His first important work was the marvelous Symphonie fantastique (1830), a five-movement symphony encompassing all the trademarks of his style.  Berlioz was well read, and adored great romantic literature, even weeping at reading passages by Shakespeare, Goethe, and Byron. Berlioz, who possessed quite a compulsive and melodramatic personality, fell deeply in love with the actress Harriet Smithson after watching her playing the role of Ophelia and declared his undying love so overpassionately that she rejected his advances. So, Berlioz attempted to win her affection by composing the Symphonie fantastique, which is considered one of the most dramatic music ever written.  He also uses a recurrent theme in this brilliantly orchestrated symphony known as the idée fixe–representing the object of his desires–a device utilized by later composers for more theatrical coherence.

Symphonie fantastique was an overwhelming success that brought him both acclaim and notoriety. Though he went on to compose more concert overtures, programmatic symphonies and a number of operas, he never really earned the recognition he deserved during his lifetime.  It would be almost a century after his death before he was fully appreciated.

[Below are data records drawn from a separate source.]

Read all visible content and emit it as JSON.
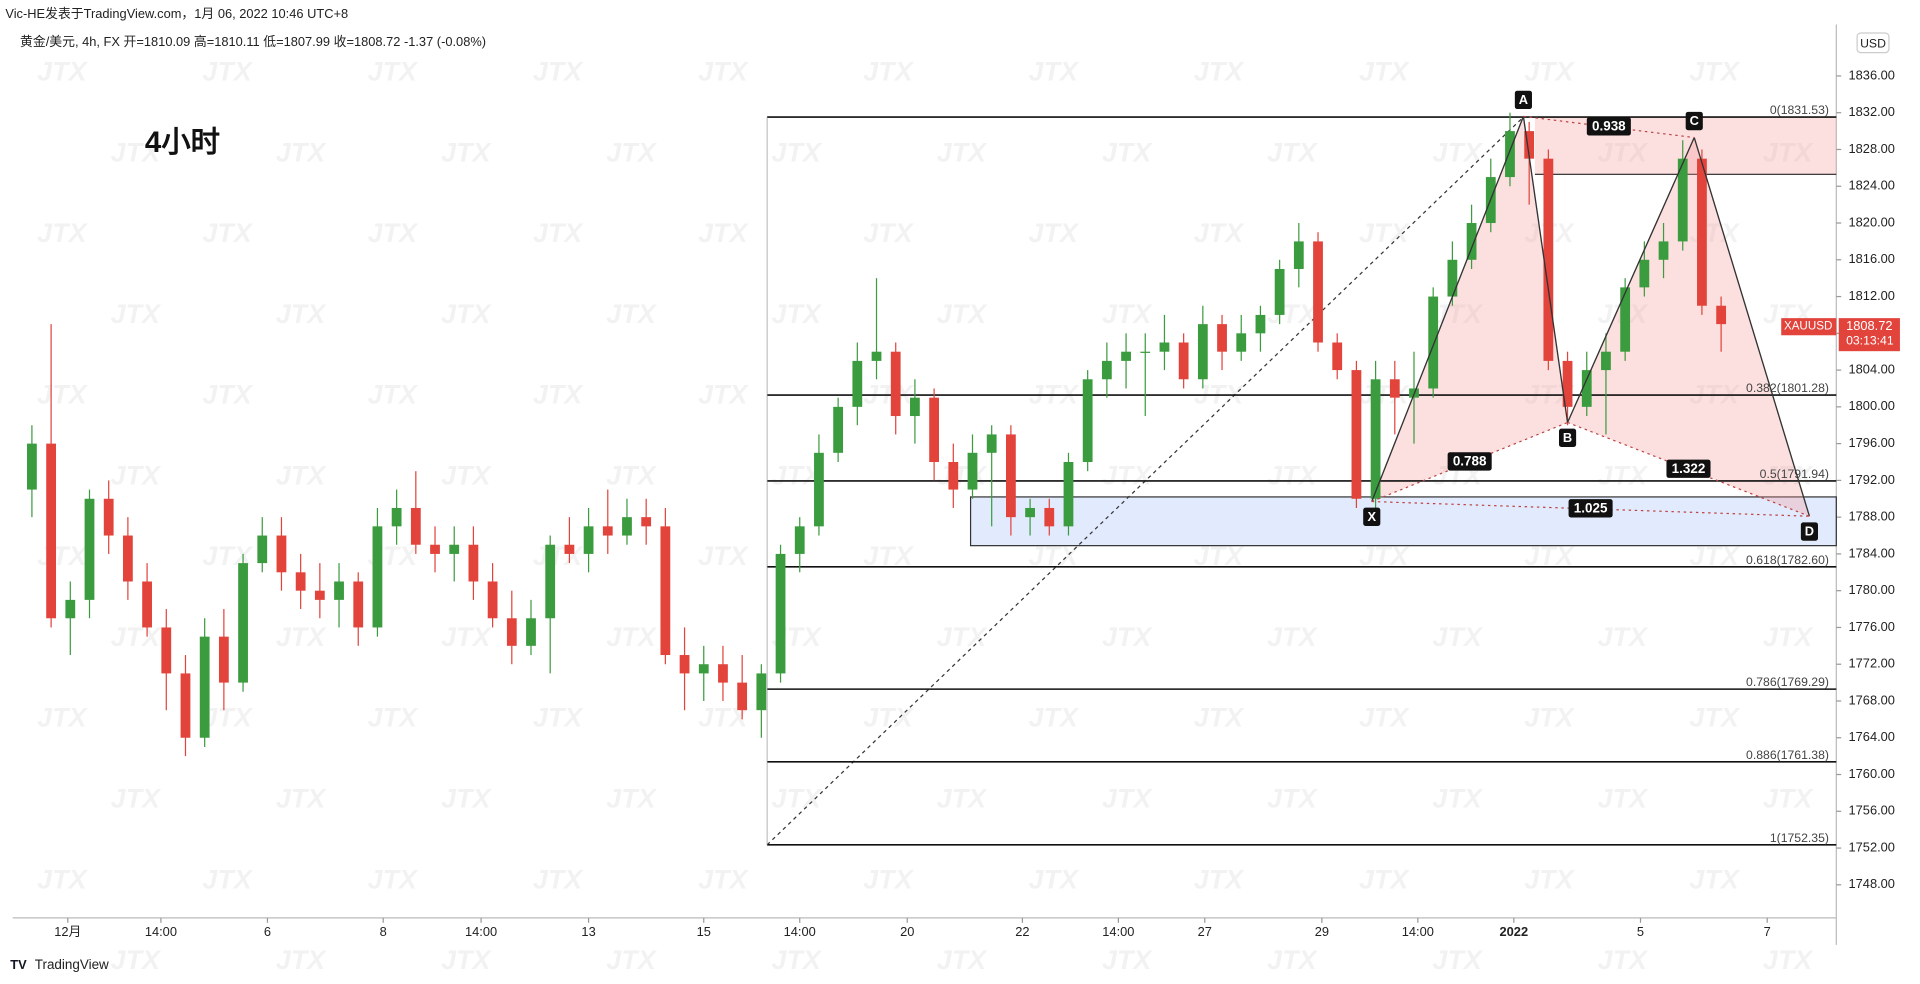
{
  "header": {
    "publisher": "Vic-HE发表于TradingView.com，1月 06, 2022 10:46 UTC+8",
    "symbol_line": "黄金/美元, 4h, FX  开=1810.09  高=1810.11  低=1807.99  收=1808.72  -1.37 (-0.08%)",
    "watermark": "JTX",
    "footer": "TradingView"
  },
  "chart_data": {
    "type": "candlestick",
    "title": "4小时",
    "currency": "USD",
    "symbol": "XAUUSD",
    "last_price": 1808.72,
    "countdown": "03:13:41",
    "up_color": "#3b9c3f",
    "down_color": "#e2443c",
    "open": [
      1791,
      1796,
      1777,
      1779,
      1790,
      1786,
      1781,
      1776,
      1771,
      1764,
      1775,
      1770,
      1783,
      1786,
      1782,
      1780,
      1779,
      1781,
      1776,
      1787,
      1789,
      1785,
      1784,
      1785,
      1781,
      1777,
      1774,
      1777,
      1785,
      1784,
      1787,
      1786,
      1788,
      1787,
      1773,
      1771,
      1772,
      1770,
      1767,
      1771,
      1784,
      1787,
      1795,
      1800,
      1805,
      1806,
      1799,
      1801,
      1794,
      1791,
      1795,
      1797,
      1788,
      1789,
      1787,
      1794,
      1803,
      1805,
      1806,
      1806,
      1807,
      1803,
      1809,
      1806,
      1808,
      1810,
      1815,
      1818,
      1807,
      1804,
      1790,
      1803,
      1801,
      1802,
      1812,
      1816,
      1820,
      1825,
      1830,
      1827,
      1805,
      1800,
      1804,
      1806,
      1813,
      1816,
      1818,
      1827,
      1811
    ],
    "high": [
      1798,
      1809,
      1781,
      1791,
      1792,
      1788,
      1783,
      1778,
      1773,
      1777,
      1778,
      1784,
      1788,
      1788,
      1784,
      1783,
      1783,
      1782,
      1789,
      1791,
      1793,
      1787,
      1787,
      1787,
      1783,
      1780,
      1779,
      1786,
      1788,
      1789,
      1791,
      1790,
      1790,
      1789,
      1776,
      1774,
      1774,
      1773,
      1772,
      1785,
      1788,
      1797,
      1801,
      1807,
      1814,
      1807,
      1803,
      1802,
      1796,
      1797,
      1798,
      1798,
      1790,
      1790,
      1795,
      1804,
      1807,
      1808,
      1808,
      1810,
      1808,
      1811,
      1810,
      1810,
      1811,
      1816,
      1820,
      1819,
      1808,
      1805,
      1805,
      1805,
      1806,
      1813,
      1818,
      1822,
      1827,
      1832,
      1831,
      1828,
      1806,
      1806,
      1808,
      1814,
      1818,
      1820,
      1829,
      1828,
      1812
    ],
    "low": [
      1788,
      1776,
      1773,
      1777,
      1784,
      1779,
      1775,
      1767,
      1762,
      1763,
      1767,
      1769,
      1782,
      1780,
      1778,
      1777,
      1776,
      1774,
      1775,
      1785,
      1784,
      1782,
      1781,
      1779,
      1776,
      1772,
      1773,
      1771,
      1783,
      1782,
      1784,
      1785,
      1785,
      1772,
      1767,
      1768,
      1768,
      1766,
      1764,
      1770,
      1782,
      1786,
      1794,
      1798,
      1803,
      1797,
      1796,
      1792,
      1789,
      1790,
      1787,
      1786,
      1786,
      1786,
      1786,
      1793,
      1801,
      1802,
      1799,
      1804,
      1802,
      1802,
      1804,
      1805,
      1806,
      1809,
      1813,
      1806,
      1803,
      1789,
      1789,
      1797,
      1796,
      1801,
      1811,
      1815,
      1819,
      1824,
      1822,
      1804,
      1798,
      1799,
      1797,
      1805,
      1812,
      1814,
      1817,
      1810,
      1806
    ],
    "close": [
      1796,
      1777,
      1779,
      1790,
      1786,
      1781,
      1776,
      1771,
      1764,
      1775,
      1770,
      1783,
      1786,
      1782,
      1780,
      1779,
      1781,
      1776,
      1787,
      1789,
      1785,
      1784,
      1785,
      1781,
      1777,
      1774,
      1777,
      1785,
      1784,
      1787,
      1786,
      1788,
      1787,
      1773,
      1771,
      1772,
      1770,
      1767,
      1771,
      1784,
      1787,
      1795,
      1800,
      1805,
      1806,
      1799,
      1801,
      1794,
      1791,
      1795,
      1797,
      1788,
      1789,
      1787,
      1794,
      1803,
      1805,
      1806,
      1806,
      1807,
      1803,
      1809,
      1806,
      1808,
      1810,
      1815,
      1818,
      1807,
      1804,
      1790,
      1803,
      1801,
      1802,
      1812,
      1816,
      1820,
      1825,
      1830,
      1827,
      1805,
      1800,
      1804,
      1806,
      1813,
      1816,
      1818,
      1827,
      1811,
      1809
    ],
    "xlim": [
      -1,
      94
    ],
    "xticks": [
      {
        "value": 1.87,
        "label": "12月"
      },
      {
        "value": 6.72,
        "label": "14:00"
      },
      {
        "value": 12.27,
        "label": "6"
      },
      {
        "value": 18.3,
        "label": "8"
      },
      {
        "value": 23.4,
        "label": "14:00"
      },
      {
        "value": 29.0,
        "label": "13"
      },
      {
        "value": 35.0,
        "label": "15"
      },
      {
        "value": 40.0,
        "label": "14:00"
      },
      {
        "value": 45.6,
        "label": "20"
      },
      {
        "value": 51.6,
        "label": "22"
      },
      {
        "value": 56.6,
        "label": "14:00"
      },
      {
        "value": 61.1,
        "label": "27"
      },
      {
        "value": 67.2,
        "label": "29"
      },
      {
        "value": 72.2,
        "label": "14:00"
      },
      {
        "value": 77.2,
        "label": "2022"
      },
      {
        "value": 83.8,
        "label": "5"
      },
      {
        "value": 90.4,
        "label": "7"
      }
    ],
    "ylim": [
      1744.4,
      1841.6
    ],
    "yticks": [
      {
        "value": 1748,
        "label": "1748.00"
      },
      {
        "value": 1752,
        "label": "1752.00"
      },
      {
        "value": 1756,
        "label": "1756.00"
      },
      {
        "value": 1760,
        "label": "1760.00"
      },
      {
        "value": 1764,
        "label": "1764.00"
      },
      {
        "value": 1768,
        "label": "1768.00"
      },
      {
        "value": 1772,
        "label": "1772.00"
      },
      {
        "value": 1776,
        "label": "1776.00"
      },
      {
        "value": 1780,
        "label": "1780.00"
      },
      {
        "value": 1784,
        "label": "1784.00"
      },
      {
        "value": 1788,
        "label": "1788.00"
      },
      {
        "value": 1792,
        "label": "1792.00"
      },
      {
        "value": 1796,
        "label": "1796.00"
      },
      {
        "value": 1800,
        "label": "1800.00"
      },
      {
        "value": 1804,
        "label": "1804.00"
      },
      {
        "value": 1808,
        "label": "1808.00"
      },
      {
        "value": 1812,
        "label": "1812.00"
      },
      {
        "value": 1816,
        "label": "1816.00"
      },
      {
        "value": 1820,
        "label": "1820.00"
      },
      {
        "value": 1824,
        "label": "1824.00"
      },
      {
        "value": 1828,
        "label": "1828.00"
      },
      {
        "value": 1832,
        "label": "1832.00"
      },
      {
        "value": 1836,
        "label": "1836.00"
      }
    ],
    "grid": false,
    "fib": {
      "x_start": 38.3,
      "x_end": 77.7,
      "levels": [
        {
          "value": 1831.53,
          "label": "0(1831.53)"
        },
        {
          "value": 1801.28,
          "label": "0.382(1801.28)"
        },
        {
          "value": 1791.94,
          "label": "0.5(1791.94)"
        },
        {
          "value": 1782.6,
          "label": "0.618(1782.60)"
        },
        {
          "value": 1769.29,
          "label": "0.786(1769.29)"
        },
        {
          "value": 1761.38,
          "label": "0.886(1761.38)"
        },
        {
          "value": 1752.35,
          "label": "1(1752.35)"
        }
      ]
    },
    "zones": [
      {
        "x_start": 48.9,
        "top": 1790.2,
        "bottom": 1784.9,
        "color": "rgba(190,210,250,0.45)"
      },
      {
        "x_start": 78.3,
        "top": 1831.6,
        "bottom": 1825.3,
        "color": "rgba(244,150,150,0.3)"
      }
    ],
    "pattern": {
      "color": "rgba(244,150,150,0.3)",
      "points": [
        {
          "name": "X",
          "x": 69.8,
          "y": 1789.7
        },
        {
          "name": "A",
          "x": 77.7,
          "y": 1831.6
        },
        {
          "name": "B",
          "x": 80.0,
          "y": 1798.3
        },
        {
          "name": "C",
          "x": 86.6,
          "y": 1829.3
        },
        {
          "name": "D",
          "x": 92.6,
          "y": 1788.1
        }
      ],
      "ratios": {
        "AC": 0.938,
        "XB": 0.788,
        "BD": 1.322,
        "XD": 1.025
      }
    }
  }
}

His other better known works include Harold en Italie, a symphony with a solo viola part; and the astonishing concert overtures: Les francs-juges, Carnaval romain, and Le Corsaire.  For fantastic choral music on a grand scale, there’s Grande messe des morts (Requiem) and La Damnation de Faust.  Berlioz also wrote several books, including a Treatise on Instrumentation, and his very entertaining Mémoires, an extremely exaggerated account of his life and loves, written in his own subjective and colorful musical language.